The club studied the origins of chocolate, tasted different types of chocolate and visited a chocolate factory. “The club was not so much about food but about learning to interact with and appreciate other cultures through the lens of food,” adds Madeline.
This early interest in chocolate has fuelled her subsequent research which has focused first on Mexican history and the origins of chocolate and more recently on coffee production. Madeline’s interest in food stems in large part from her Chinese grandfather. He has been a political activist, university economics professor, law student and has run a Chinese restaurant. “He had a great love of food and through him I learnt how to taste,” she says. “He expressed his love through cooking and I discovered Chinese culture through food.”
When she went to Wellesley College Madeline already knew what she wanted to do research into the origins of chocolate. In her summer vacation before starting college she had visited Mexico with her school Spanish club, which she started, and had fallen in love with the culture and cuisine. That included the use of chocolate in dishes like mole and the origins of its use by ancient civilisations. “I was interested in learning about its use in rituals. It was considered the food of the gods and had the value of money. In Mexican culture the use of chocolate is very complex and varies according to region. Learning why chocolate was so important became the premise of my undergraduate thesis,” says Madeline.
She chose Spanish as her first major at Wellesley College in Massachusetts, then declared Economics as a second after being introduced to the discipline and inspired by her mentor Professor Corrine Taylor.

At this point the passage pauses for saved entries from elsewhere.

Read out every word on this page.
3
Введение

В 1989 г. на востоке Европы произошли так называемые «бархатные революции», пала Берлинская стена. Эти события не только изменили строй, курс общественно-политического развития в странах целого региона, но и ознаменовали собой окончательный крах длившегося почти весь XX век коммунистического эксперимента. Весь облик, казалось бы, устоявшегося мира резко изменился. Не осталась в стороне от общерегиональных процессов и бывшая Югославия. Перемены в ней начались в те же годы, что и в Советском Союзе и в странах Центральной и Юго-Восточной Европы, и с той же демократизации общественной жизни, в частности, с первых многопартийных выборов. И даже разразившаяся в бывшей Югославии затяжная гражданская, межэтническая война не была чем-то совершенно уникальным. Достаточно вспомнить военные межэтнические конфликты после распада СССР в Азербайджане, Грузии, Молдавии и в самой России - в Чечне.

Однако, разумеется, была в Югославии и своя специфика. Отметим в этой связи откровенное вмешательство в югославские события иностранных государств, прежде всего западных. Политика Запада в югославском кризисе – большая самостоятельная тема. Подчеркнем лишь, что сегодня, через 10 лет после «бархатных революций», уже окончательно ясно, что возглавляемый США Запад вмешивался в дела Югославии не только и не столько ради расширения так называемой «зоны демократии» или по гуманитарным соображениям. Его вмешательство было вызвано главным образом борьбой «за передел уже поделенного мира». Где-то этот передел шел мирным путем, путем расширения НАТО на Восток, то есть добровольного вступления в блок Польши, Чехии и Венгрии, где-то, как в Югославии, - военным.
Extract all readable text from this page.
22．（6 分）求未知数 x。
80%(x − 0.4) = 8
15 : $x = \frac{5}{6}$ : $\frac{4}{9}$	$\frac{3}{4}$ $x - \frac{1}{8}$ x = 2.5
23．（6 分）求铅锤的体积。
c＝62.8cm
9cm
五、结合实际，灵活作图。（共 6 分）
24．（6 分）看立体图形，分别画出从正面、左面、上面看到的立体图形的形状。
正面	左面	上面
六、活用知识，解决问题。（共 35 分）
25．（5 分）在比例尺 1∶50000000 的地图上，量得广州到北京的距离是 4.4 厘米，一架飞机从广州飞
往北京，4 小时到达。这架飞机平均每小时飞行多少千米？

During her four-year degree she spent summer vacations working at the Institute of International Education in San Francisco and The Economist in Beijing. In her fourth year she went to Mexico and visited Oaxaca to watch chocolate production and Tabasco to see where cacao is grown. She talked to everyone from farmers to mole makers. All of this fed into her undergraduate research. After she graduated from Wellesley College she started a job in finance, but didn’t find it very satisfying because she felt compelled to continue academic research with real-world application. Before moving on to work at the Bill Lane Center for the American West, an interdisciplinary center at Stanford University, she returned to Mexico for a month to seek research collaborations.
“I felt the topic of what the future of chocolate might be had not been addressed,” she says. She approached different universities in Mexico about studying ecology, but says her background in economics made many sceptical about taking on a non-scientist. Then she came across the Institute of Ecology in Veracruz which runs the Cafe in Red project, an interdisciplinary research initiative to address the environmental and social aspects of coffee production in light of the crisis of falling coffee prices. “They had been focused more on biological research, but they were interested in what I would bring as an economist,” she says.

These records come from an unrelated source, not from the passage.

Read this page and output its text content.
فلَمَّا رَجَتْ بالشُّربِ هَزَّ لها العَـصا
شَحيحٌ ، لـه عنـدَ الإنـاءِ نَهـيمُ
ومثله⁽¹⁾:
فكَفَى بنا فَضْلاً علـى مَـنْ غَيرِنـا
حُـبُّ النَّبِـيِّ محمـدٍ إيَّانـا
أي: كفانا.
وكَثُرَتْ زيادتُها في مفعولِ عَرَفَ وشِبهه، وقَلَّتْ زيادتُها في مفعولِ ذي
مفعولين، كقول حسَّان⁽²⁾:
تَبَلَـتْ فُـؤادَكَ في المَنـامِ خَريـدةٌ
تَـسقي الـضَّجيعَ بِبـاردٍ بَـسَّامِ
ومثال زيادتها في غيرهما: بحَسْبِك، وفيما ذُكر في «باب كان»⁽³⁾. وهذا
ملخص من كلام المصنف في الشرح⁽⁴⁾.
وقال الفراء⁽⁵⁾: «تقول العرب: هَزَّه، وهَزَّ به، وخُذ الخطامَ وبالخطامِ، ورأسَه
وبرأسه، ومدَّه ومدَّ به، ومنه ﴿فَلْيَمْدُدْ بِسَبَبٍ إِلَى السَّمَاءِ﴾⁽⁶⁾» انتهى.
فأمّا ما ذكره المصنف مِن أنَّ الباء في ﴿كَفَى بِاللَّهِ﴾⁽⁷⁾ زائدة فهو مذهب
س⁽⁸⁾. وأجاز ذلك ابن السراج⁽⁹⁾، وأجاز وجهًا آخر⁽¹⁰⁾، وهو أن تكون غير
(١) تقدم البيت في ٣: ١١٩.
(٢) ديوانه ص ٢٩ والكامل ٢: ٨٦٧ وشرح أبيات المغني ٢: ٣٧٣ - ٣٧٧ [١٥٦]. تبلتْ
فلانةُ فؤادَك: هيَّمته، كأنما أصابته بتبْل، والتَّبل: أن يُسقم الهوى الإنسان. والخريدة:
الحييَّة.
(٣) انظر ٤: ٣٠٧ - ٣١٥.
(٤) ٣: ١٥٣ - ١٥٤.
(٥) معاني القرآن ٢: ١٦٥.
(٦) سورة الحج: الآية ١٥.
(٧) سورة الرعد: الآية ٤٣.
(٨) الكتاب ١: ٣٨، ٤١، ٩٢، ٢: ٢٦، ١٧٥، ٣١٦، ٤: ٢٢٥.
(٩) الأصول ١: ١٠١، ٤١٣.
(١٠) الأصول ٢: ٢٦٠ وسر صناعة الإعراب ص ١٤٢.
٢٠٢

Madeline gained a nine-month Fulbright-Garcia Robles Scholarship to study there and started last summer. She says: “Coffee is similar to chocolate in the sense that both may be grown in shaded, biologically diverse environments that promote ecological sustainability. They are both critical in socio-economic terms as millions of small-scale farmers who depend on growing these commodities as their principal economic activity. However, coffee is more economically important in Mexico today as one of the country’s primary agricultural exports.”

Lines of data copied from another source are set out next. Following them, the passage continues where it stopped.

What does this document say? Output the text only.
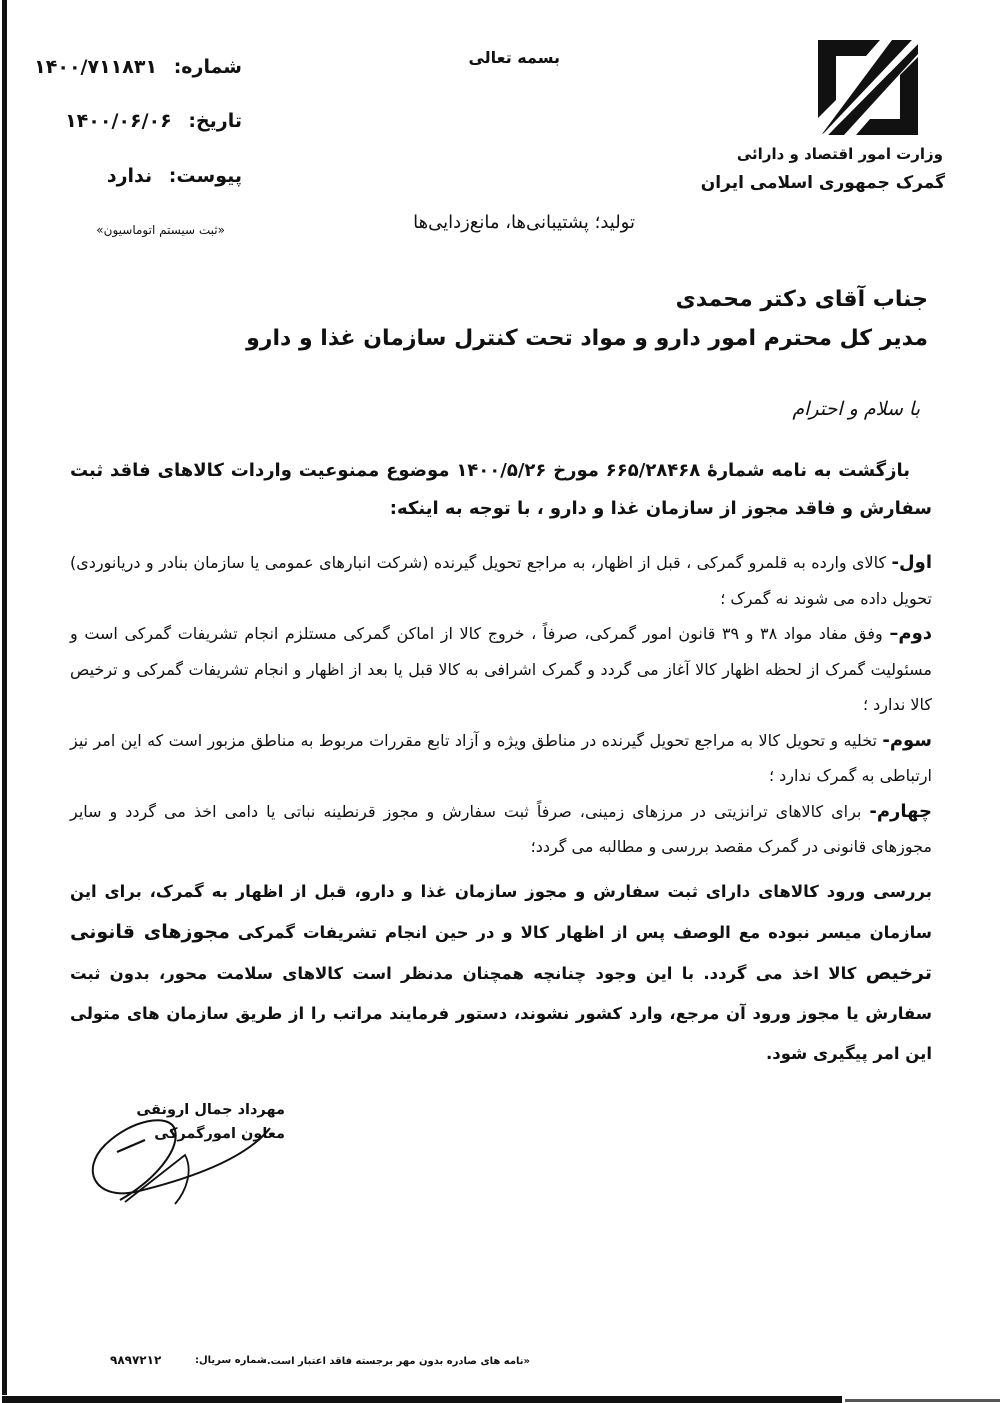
شماره: ۱۴۰۰/۷۱۱۸۳۱
تاریخ: ۱۴۰۰/۰۶/۰۶
پیوست: ندارد
«ثبت سیستم اتوماسیون»
بسمه تعالی
تولید؛ پشتیبانی‌ها، مانع‌زدایی‌ها
وزارت امور اقتصاد و دارائی
گمرک جمهوری اسلامی ایران
جناب آقای دکتر محمدی
مدیر کل محترم امور دارو و مواد تحت کنترل سازمان غذا و دارو
با سلام و احترام
بازگشت به نامه شمارهٔ ۶۶۵/۲۸۴۶۸ مورخ ۱۴۰۰/۵/۲۶ موضوع ممنوعیت واردات کالاهای فاقد ثبت سفارش و فاقد مجوز از سازمان غذا و دارو ، با توجه به اینکه:

اول- کالای وارده به قلمرو گمرکی ، قبل از اظهار، به مراجع تحویل گیرنده (شرکت انبارهای عمومی یا سازمان بنادر و دریانوردی) تحویل داده می شوند نه گمرک ؛

دوم– وفق مفاد مواد ۳۸ و ۳۹ قانون امور گمرکی، صرفاً ، خروج کالا از اماکن گمرکی مستلزم انجام تشریفات گمرکی است و مسئولیت گمرک از لحظه اظهار کالا آغاز می گردد و گمرک اشرافی به کالا قبل یا بعد از اظهار و انجام تشریفات گمرکی و ترخیص کالا ندارد ؛

سوم- تخلیه و تحویل کالا به مراجع تحویل گیرنده در مناطق ویژه و آزاد تابع مقررات مربوط به مناطق مزبور است که این امر نیز ارتباطی به گمرک ندارد ؛

چهارم- برای کالاهای ترانزیتی در مرزهای زمینی، صرفاً ثبت سفارش و مجوز قرنطینه نباتی یا دامی اخذ می گردد و سایر مجوزهای قانونی در گمرک مقصد بررسی و مطالبه می گردد؛

بررسی ورود کالاهای دارای ثبت سفارش و مجوز سازمان غذا و دارو، قبل از اظهار به گمرک، برای این سازمان میسر نبوده مع الوصف پس از اظهار کالا و در حین انجام تشریفات گمرکی مجوزهای قانونی ترخیص کالا اخذ می گردد. با این وجود چنانچه همچنان مدنظر است کالاهای سلامت محور، بدون ثبت سفارش یا مجوز ورود آن مرجع، وارد کشور نشوند، دستور فرمایند مراتب را از طریق سازمان های متولی این امر پیگیری شود.
مهرداد جمال ارونقی
معاون امورگمرکی
«نامه های صادره بدون مهر برجسته فاقد اعتبار است.»
شماره سریال:
۹۸۹۷۲۱۲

She wants eventually to do a PhD, but felt she needed to get more experience of doing academic research. Her mentor at Wellesley suggested she look at geography as the discipline which would unite her interests in culture and economics. From there she discovered the University of Cambridge’s Geography Department. She will study for an MPhil in Geographical Research, using her research on coffee as launchpad to work on broader issues connecting issues on the farm level with national economic interests and global sustainability.